Libération 12 janvier 2018
Laurent Joffrin
La lettre politique
de Laurent Joffrin

Une pierre dans le jardin décliniste

Encore une fois, les sinistres, les geignards, les bonnets de nuit, les Cassandre, les docteurs tant pis et les broyeurs de noir en sont pour leurs frais. En général regroupés aux extrêmes, ils se répandent en lamentations, en imprécations, en philippiques, en apocalyptiques prophéties finkielkrautiennes ou mélenchoniennes sur l’état de la démocratie. Soit pour soupirer sur le temps passé, soit pour agiter d’improbables rêves de grands soirs.

Las! L’opinion, qui est plus sage, vient encore une fois de les contredire. Une enquête Viavoice-Fondation Jean Jaurès montre que la confiance dans la démocratie française se redresse brusquement. Malgré l’abstention préoccupante, malgré le populisme, malgré le terrorisme, malgré la crise, le chômage, l’exclusion, le racisme qui plombent l’atmosphère et fournissent leurs munitions aux druides de la décadence, les Français estiment que l’état de la démocratie en France s’améliore. Mieux, de manière contre-intuitive, ce sont les catégories qu’on n’attendait pas qui regagnent soudain en optimisme: les jeunes et les classes populaires.

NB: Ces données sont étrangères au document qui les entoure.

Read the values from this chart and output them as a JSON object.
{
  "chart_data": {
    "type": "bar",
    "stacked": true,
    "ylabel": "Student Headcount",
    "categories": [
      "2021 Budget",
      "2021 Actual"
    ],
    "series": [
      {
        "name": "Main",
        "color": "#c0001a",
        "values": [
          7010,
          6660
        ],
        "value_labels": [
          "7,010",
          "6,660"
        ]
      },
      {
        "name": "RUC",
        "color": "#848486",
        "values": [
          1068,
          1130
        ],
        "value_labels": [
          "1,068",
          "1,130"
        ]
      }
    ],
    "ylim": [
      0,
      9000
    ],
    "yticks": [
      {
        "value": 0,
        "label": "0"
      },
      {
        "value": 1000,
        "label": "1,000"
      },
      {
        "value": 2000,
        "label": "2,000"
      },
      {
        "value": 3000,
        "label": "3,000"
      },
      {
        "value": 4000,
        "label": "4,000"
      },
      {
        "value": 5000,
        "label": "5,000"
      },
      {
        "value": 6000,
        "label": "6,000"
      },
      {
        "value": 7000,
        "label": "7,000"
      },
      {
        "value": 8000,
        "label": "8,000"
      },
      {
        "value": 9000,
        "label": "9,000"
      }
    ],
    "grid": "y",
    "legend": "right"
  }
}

On peut supposer que l’élection d’Emmanuel Macron et le vaste coup de balai afférent ont joué un rôle central dans ce regain. Il est probable, en fait, que l’affaire soit plus profonde. Le renouveau des dirigeants, écume de la vague, recouvre un phénomène de fond: en considérant le résultat de la dernière élection présidentielle, en regardant Emmanuel Macron agir, en bien ou en mal, en constatant la mise au rancart des vieilles structures, les Français se rendent compte que leur vote compte, qu’un scrutin peut changer les choses, que le système, s’il l’a jamais été, n’est pas bloqué, bref que la politique, malgré la reproduction des élites, malgré l’Europe qu’on dit paralysante, malgré la mondialisation qui aurait annihilé toute souveraineté populaire, garde un pouvoir. Voilà une bonne nouvelle qu’on s’empressera sans doute d’étouffer par un redoublement de jérémiades.

Et aussi

• La CGT le conteste, mais l’évolution est nette, pour ne pas dire inexorable: à chaque scrutin professionnel important, au niveau national ou dans les grandes entreprises, la centrale perd des plumes. Si l’on en croit le Canard enchaîné, le syndicat de Philippe Martinez aurait été quitté par un tiers de ses adhérents en un an. Les élections qui auront lieu prochainement dans le secteur public sont un test important. En juillet, Laurent Berger avait suscité une réunion discrète avec ses homologues de FO et de la CGT pour tirer la sonnette d’alarme: après avoir soufflé en tempête sur le monde politique le «dégagisme» menace maintenant l’univers syndical. Arc-bouté sur sa ligne anticompromis, Martinez ne l’a guère écouté.

• En traitant de «pays de merde» Haïti et plusieurs pays africains, Donald Trump a confirmé qu’il n’était pas seulement un mégalomane paranoïaque et incompétent, mais aussi un raciste avéré. Décidément, la vague populiste qui parcourt un nombre croissant de pays charrie un nombre effrayant de personnages indignes. A force de fustiger «la bien-pensance», on arrive au résultat qu’on recherche.

Laurent Joffrin
Publié dans:Politique |on 12 janvier, 2018 |Pas de commentaires »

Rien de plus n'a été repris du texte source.